In the most popular tests, the stimuli are marks on paper—such as a squiggly line or a set of parallel lines and circles. The task is to make drawings that incorporate and expand on those marks. The drawings are scored according to the degree to which they include such qualities as originality, meaningfulness, and humor.

Research has shown strong, statistically significant correlations between childhood scores on the TTCT and subsequent real-world achievements. High scorers “. . . tallied more books, dances, radio shows, art exhibits, software programs, advertising campaigns, hardware innovations, music compositions, public policies (written or implemented), leadership positions, invited lectures, and buildings designed. . .” than did those who scored lower.

For several decades we have been suppressing children’s freedom and now we find their creativity is declining. Declining TTCT scores signals a “creativity crisis.”

Creativity is nurtured by freedom and stifled by the continuous monitoring, evaluation, adult-direction, and pressure to conform that restrict children’s lives today. In the real world most problems have more than one right solution, making creativity crucial to success. Our educational system assumes there is one right answer to every question and one correct solution to every problem. This system punishes children and their teachers for daring to try different routes.

One way to provide students with opportunities to learn that there may be more than one right answer is with creative problem solving. Done in small groups, it takes time to go through an often messy process and takes much longer than one person, usually a teacher, solving the problem and telling students how to do it. However, they probably won’t remember that answer, but given the chance to work at solving a problem in small groups, students are more likely to understand and remember the process.

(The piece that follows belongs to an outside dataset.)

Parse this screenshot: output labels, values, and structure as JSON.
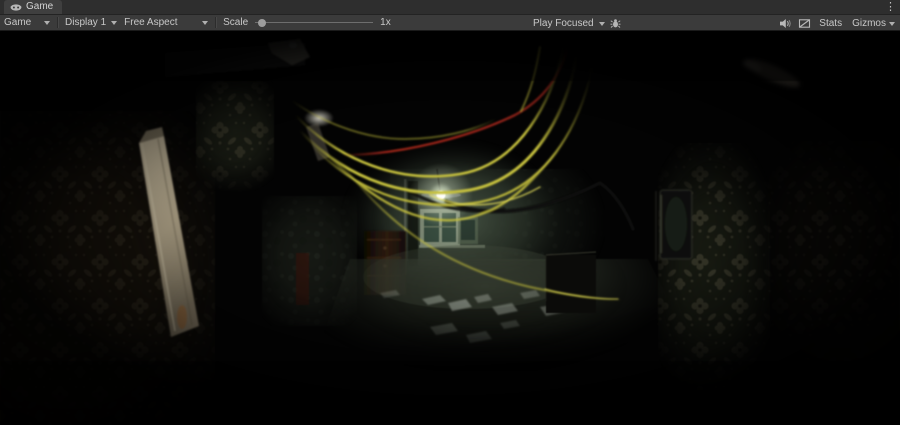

They may also learn that there may be more than one way to solve problems. Learning how to work together is another benefit of small groups.

We must also provide children free time outside of school to play, explore, be bored, overcome boredom, fail, overcome failure, to do all that they must do in order to develop their full creative potential. Believing in a child’s abilities, and offering choice and support will encourage a child to create.

According to Joanne Foster, EdD, play is a foundation for exploration, discovery, invention, and creativity whether you’re a painter, musician, sculptor, dancer, photographer, or writer. Unstructured learning opportunities are springboards for the more structured requirements (like effort, perseverance, resilience) that are ultimately necessary to attain goals.

Parents and teachers can help children learn to trust themselves, to take sensible risks, and do what they love to do. They can encourage children to be innovative and playful with pen, paint, crayon, paper, stone, clay, musical notes, sand, or whatever medium for creativity they choose. This will empower children to want to create—fueling that initial spark with a variable mix of passion, chaos, and clarity so it can ignite and become creative expression.